The dip could also have marked the start of a price correction. Some analysts have claimed bitcoin has become overvalued. Maria Terekhova noted in Business Insider yesterday that questions are starting to arise as to whether the asset is headed for a bubble.
Another explanation could be that the price is simply consolidating its gains for the time being.
The fact that the gains have been steady this year is a positive reading, as opposed to the volatility of 2013 and 2014.
Some observers have expected a market correction to the recent rally on account of some challenges bitcoin continues to face.
Daniel Masters, director of Global Advisors Bitcoin Investment Fund, an investment fund listed on the International Stock Exchange on the Channel Islands, said a few days ago that bitcoin is “fully valued for the moment,” which could result in a pullback to $1,100.

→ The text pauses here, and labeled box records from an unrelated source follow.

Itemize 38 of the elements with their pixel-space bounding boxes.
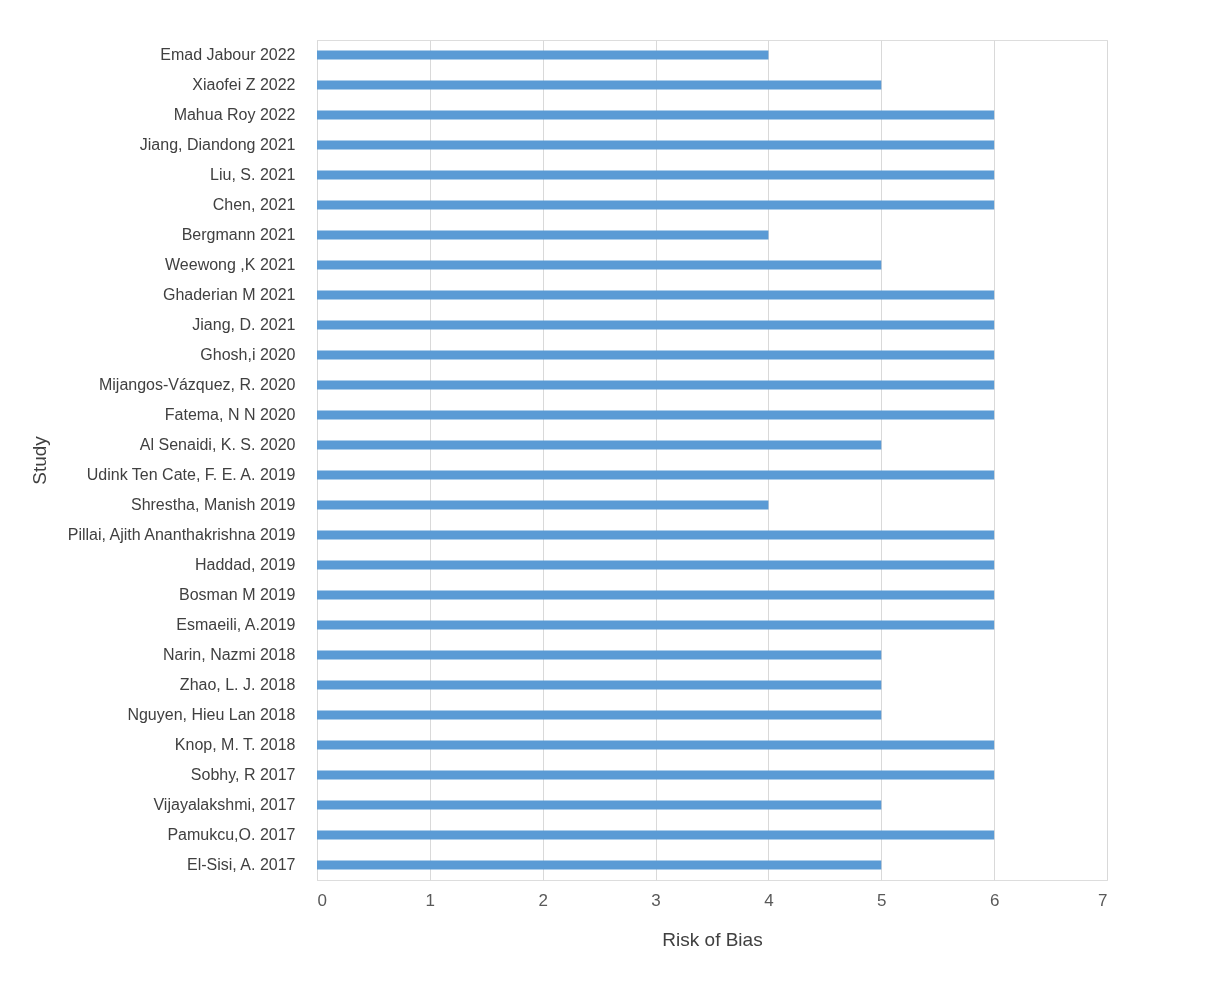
y-tick-label: Knop, M. T. 2018 [174,736,296,753]
x-tick-label: 2 [538,890,548,910]
y-tick-label: Narin, Nazmi 2018 [163,646,296,663]
y-tick-label: Jiang, D. 2021 [192,316,296,333]
y-tick-label: Shrestha, Manish 2019 [130,496,296,513]
y-tick-label: Pillai, Ajith Ananthakrishna 2019 [67,526,296,543]
x-tick-label: 1 [425,890,436,910]
y-tick-label: Zhao, L. J. 2018 [179,676,296,693]
y-tick-label: Ghosh,i 2020 [200,346,296,363]
y-tick-label: El-Sisi, A. 2017 [187,856,296,873]
y-tick-label: Jiang, Diandong 2021 [139,136,296,153]
y-tick-label: Al Senaidi, K. S. 2020 [139,436,296,453]
y-axis-title: Study [28,435,50,485]
x-tick-label: 0 [317,890,327,910]
x-tick-label: 7 [1098,890,1108,910]
y-tick-label: Vijayalakshmi, 2017 [153,796,296,813]
y-tick-label: Haddad, 2019 [194,556,296,573]
y-tick-label: Mahua Roy 2022 [173,106,296,123]
y-tick-label: Chen, 2021 [212,196,296,213]
y-tick-label: Pamukcu,O. 2017 [167,826,296,843]
y-tick-label: Emad Jabour 2022 [160,46,296,63]
y-tick-label: Xiaofei Z 2022 [192,76,296,93]
y-tick-label: Nguyen, Hieu Lan 2018 [127,706,296,723]
y-tick-label: Weewong ,K 2021 [165,256,296,273]
y-tick-label: Fatema, N N 2020 [164,406,296,423]
y-tick-label: Udink Ten Cate, F. E. A. 2019 [86,466,296,483]
x-tick-label: 3 [651,890,661,910]
x-tick-label: 6 [989,890,1000,910]
x-tick-label: 5 [877,890,887,910]
y-tick-label: Bosman M 2019 [178,586,296,603]
x-axis-title: Risk of Bias [662,928,763,950]
y-tick-label: Ghaderian M 2021 [162,286,296,303]
y-tick-label: Mijangos-Vázquez, R. 2020 [98,376,296,393]
x-tick-label: 4 [764,890,774,910]
y-tick-label: Bergmann 2021 [181,226,296,243]
y-tick-label: Liu, S. 2021 [210,166,296,183]
y-tick-label: Esmaeili, A.2019 [176,616,296,633]
y-tick-label: Sobhy, R 2017 [190,766,296,783]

In March, the U.S. Securities Exchange Commission (SEC) rejected a bitcoin exchange-traded fund (ETF) sought by Tyler and Cameron Winklevoss. The proposal is currently under review, however, and if approved, will give new credibility to bitcoin, especially among investors.
Bitcoin’s scaling challenge remains unresolved. A backlog of bitcoin transactions has slowed transaction time.
Some cryptocurrency exchanges, such as Bitfinex, have stopped allowing access to the banking system, preventing customers from withdrawing fiat currency.
At the same time, there are some positive signs on the scaling challenge.
The market has opted not to support the Bitcoin Unlimited solution, which would have required a hard fork that would have split bitcoin into two currencies.
In addition, Litecoin has deployed Segregated Witness (SegWit), which enables faster cryptocurrency transactions. The successful SegWit deployment raises hopes that the tool can also help bitcoin solve its scaling challenge.
Masters of Global Advisors Bitcoin Investment Fund noted the longer-term outlook for bitcoin remains positive. In the next eight to 14 months, Masters expects bitcoin’s price to be around $4,000.
A jump in global trading volume, particularly from Japan, which recently legalized bitcoin, has contributed to bitcoin’s demand.
The interest from institutional buyers is another promising factor. Brian Kelly, the founder of Brian Kelly Capital, noted the biggest driver in bitcoin’s growth is institutional investors in the digital asset sector. He referred to the incoming capital as “real money” that will be used to fund the new Internet.
Capital flows into bitcoin are also increasing worldwide.
If massive malware attacks can affect bitcoin’s price, they join a myriad of factors. What remains to be seen is which factors will matter the most and for how long.